If you are an angler and a book person you need a copy of Muriel Foster’s Fishing Diary on your bookshelf. Why? Because it’s gorgeous, and interesting, and unique, and it’s endlessly fun to flip through. Published by Mrs. Foster’s niece as a tribute to the eponymous female angler, it’s simply a fishing diary tallying type and quantity of fish caught over time. But in between the numbers, along the margins and sprinkled liberally throughout the pages, are watercolors, poems, sketches, and a million little details. Each page is so much more than just a list of numbers. The watercolors of traditional salmon flies are worth the price of purchase, the pen and ink sketches of sea trout and brown trout the litter the book are a delight, and the numbers themselves, listing size, the fly used, and all the ephemera of angling, are a delightful look back at what angling in England was like at the beginning of the 20th century. Covering 35 years of fishing Mrs. Foster’s fishing diary is just a fun book to have around.

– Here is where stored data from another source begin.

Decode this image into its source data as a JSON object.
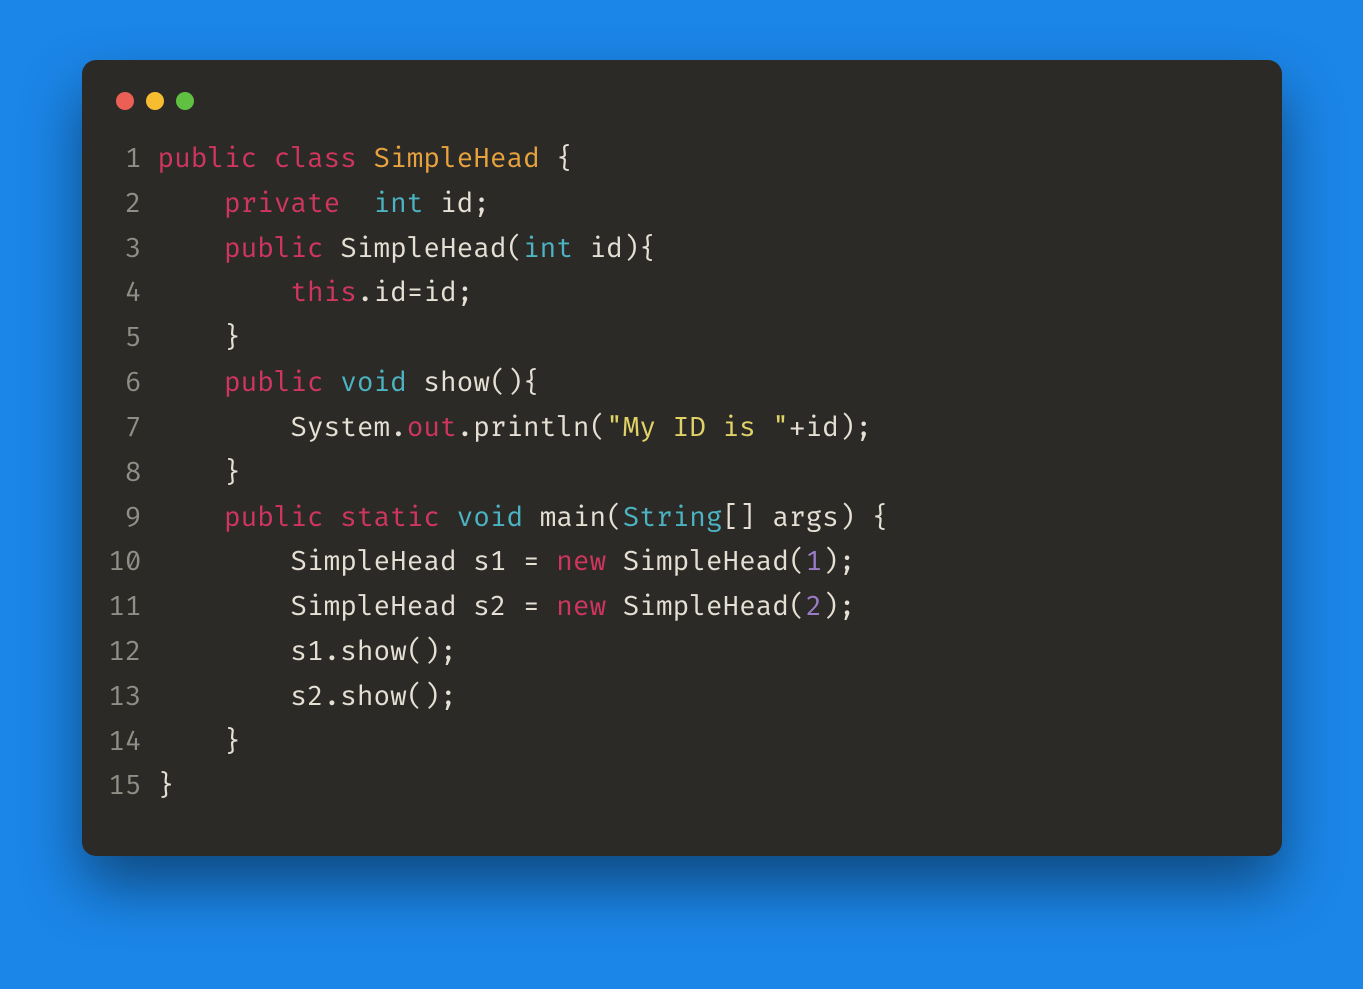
{
  "colors": {
    "background": "#1b86e8",
    "editor_bg": "#2b2a27",
    "keyword": "#d0365d",
    "classname": "#e8a33e",
    "type": "#4bb3c1",
    "string": "#e0d266",
    "member": "#7aa35a",
    "number": "#9a7cc7",
    "text": "#e6e0d4",
    "gutter": "#8f8f86"
  },
  "window": {
    "traffic_lights": [
      "red",
      "yellow",
      "green"
    ]
  },
  "code": {
    "language": "java",
    "lines": [
      {
        "n": "1",
        "tokens": [
          {
            "t": "public",
            "c": "kw"
          },
          {
            "t": " ",
            "c": null
          },
          {
            "t": "class",
            "c": "kw"
          },
          {
            "t": " ",
            "c": null
          },
          {
            "t": "SimpleHead",
            "c": "cls"
          },
          {
            "t": " {",
            "c": null
          }
        ]
      },
      {
        "n": "2",
        "tokens": [
          {
            "t": "    ",
            "c": null
          },
          {
            "t": "private",
            "c": "kw"
          },
          {
            "t": "  ",
            "c": null
          },
          {
            "t": "int",
            "c": "type"
          },
          {
            "t": " id;",
            "c": null
          }
        ]
      },
      {
        "n": "3",
        "tokens": [
          {
            "t": "    ",
            "c": null
          },
          {
            "t": "public",
            "c": "kw"
          },
          {
            "t": " SimpleHead(",
            "c": null
          },
          {
            "t": "int",
            "c": "type"
          },
          {
            "t": " id){",
            "c": null
          }
        ]
      },
      {
        "n": "4",
        "tokens": [
          {
            "t": "        ",
            "c": null
          },
          {
            "t": "this",
            "c": "kw"
          },
          {
            "t": ".id=id;",
            "c": null
          }
        ]
      },
      {
        "n": "5",
        "tokens": [
          {
            "t": "    }",
            "c": null
          }
        ]
      },
      {
        "n": "6",
        "tokens": [
          {
            "t": "    ",
            "c": null
          },
          {
            "t": "public",
            "c": "kw"
          },
          {
            "t": " ",
            "c": null
          },
          {
            "t": "void",
            "c": "type"
          },
          {
            "t": " show(){",
            "c": null
          }
        ]
      },
      {
        "n": "7",
        "tokens": [
          {
            "t": "        System.",
            "c": null
          },
          {
            "t": "out",
            "c": "out"
          },
          {
            "t": ".println(",
            "c": null
          },
          {
            "t": "\"My ID is \"",
            "c": "str"
          },
          {
            "t": "+id);",
            "c": null
          }
        ]
      },
      {
        "n": "8",
        "tokens": [
          {
            "t": "    }",
            "c": null
          }
        ]
      },
      {
        "n": "9",
        "tokens": [
          {
            "t": "    ",
            "c": null
          },
          {
            "t": "public",
            "c": "kw"
          },
          {
            "t": " ",
            "c": null
          },
          {
            "t": "static",
            "c": "kw"
          },
          {
            "t": " ",
            "c": null
          },
          {
            "t": "void",
            "c": "type"
          },
          {
            "t": " main(",
            "c": null
          },
          {
            "t": "String",
            "c": "type"
          },
          {
            "t": "[] args) {",
            "c": null
          }
        ]
      },
      {
        "n": "10",
        "tokens": [
          {
            "t": "        SimpleHead s1 = ",
            "c": null
          },
          {
            "t": "new",
            "c": "kw"
          },
          {
            "t": " SimpleHead(",
            "c": null
          },
          {
            "t": "1",
            "c": "num"
          },
          {
            "t": ");",
            "c": null
          }
        ]
      },
      {
        "n": "11",
        "tokens": [
          {
            "t": "        SimpleHead s2 = ",
            "c": null
          },
          {
            "t": "new",
            "c": "kw"
          },
          {
            "t": " SimpleHead(",
            "c": null
          },
          {
            "t": "2",
            "c": "num"
          },
          {
            "t": ");",
            "c": null
          }
        ]
      },
      {
        "n": "12",
        "tokens": [
          {
            "t": "        s1.show();",
            "c": null
          }
        ]
      },
      {
        "n": "13",
        "tokens": [
          {
            "t": "        s2.show();",
            "c": null
          }
        ]
      },
      {
        "n": "14",
        "tokens": [
          {
            "t": "    }",
            "c": null
          }
        ]
      },
      {
        "n": "15",
        "tokens": [
          {
            "t": "}",
            "c": null
          }
        ]
      }
    ]
  }
}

I like this book a lot, almost despite it’s lack of writing, commentary, or attempts to understand. It’s a heck of a thing to hold the sum total of someone’s outdoors life in your hands, to flip through the pages and see what they got up to year after year, which flies they preferred, and which catches they thought the most of. It’s intimate, in a way. I’m also a history buff, specifically in possession of a degree in English history, and Muriel Foster’s Fishing Diary provides great historical insight into a pretty specific time and place. This kind of primary source micro-history, as opposed to the macro-history of world wars, economics, and political movements, gets a lot closer to the lives of real people and that’s pretty great.

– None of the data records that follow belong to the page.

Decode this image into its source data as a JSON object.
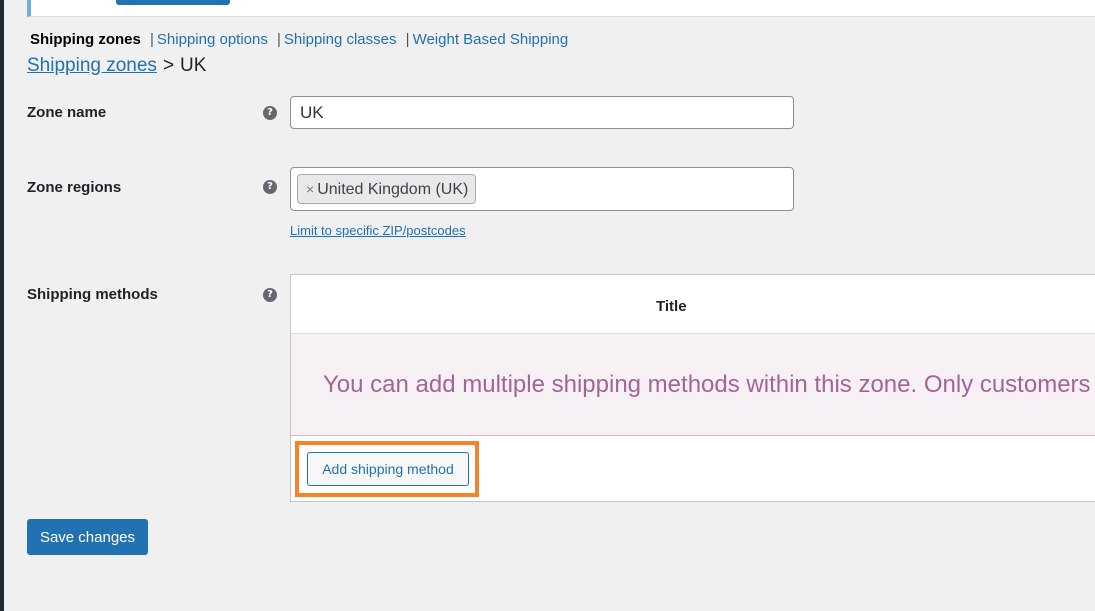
{
  "nav": {
    "current": "Shipping zones",
    "links": [
      "Shipping options",
      "Shipping classes",
      "Weight Based Shipping"
    ],
    "separator": "|"
  },
  "breadcrumb": {
    "parent": "Shipping zones",
    "separator": ">",
    "current": "UK"
  },
  "form": {
    "zone_name": {
      "label": "Zone name",
      "value": "UK"
    },
    "zone_regions": {
      "label": "Zone regions",
      "selected": [
        "United Kingdom (UK)"
      ],
      "remove_glyph": "×",
      "limit_link": "Limit to specific ZIP/postcodes"
    },
    "shipping_methods": {
      "label": "Shipping methods",
      "column_title": "Title",
      "blank_message": "You can add multiple shipping methods within this zone. Only customers w",
      "add_button": "Add shipping method"
    },
    "help_glyph": "?"
  },
  "actions": {
    "save": "Save changes"
  },
  "colors": {
    "accent": "#2271b1",
    "highlight": "#f5832a",
    "blank_bg": "#f7f0f5",
    "blank_text": "#a16696"
  }
}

The edition that I purchased came in a (slightly battered) presentation box and that seems fairly common. Inside that box is a hardbound copy of the fishing diary. If you’re looking for an analysis of the diary, or commentary, this isn’t the edition for you. It’s simply a very high-quality, full-color replication of the original diary. And that’s all it needs to be, honestly. If you’re into beautiful books about fly fishing this is one you should own.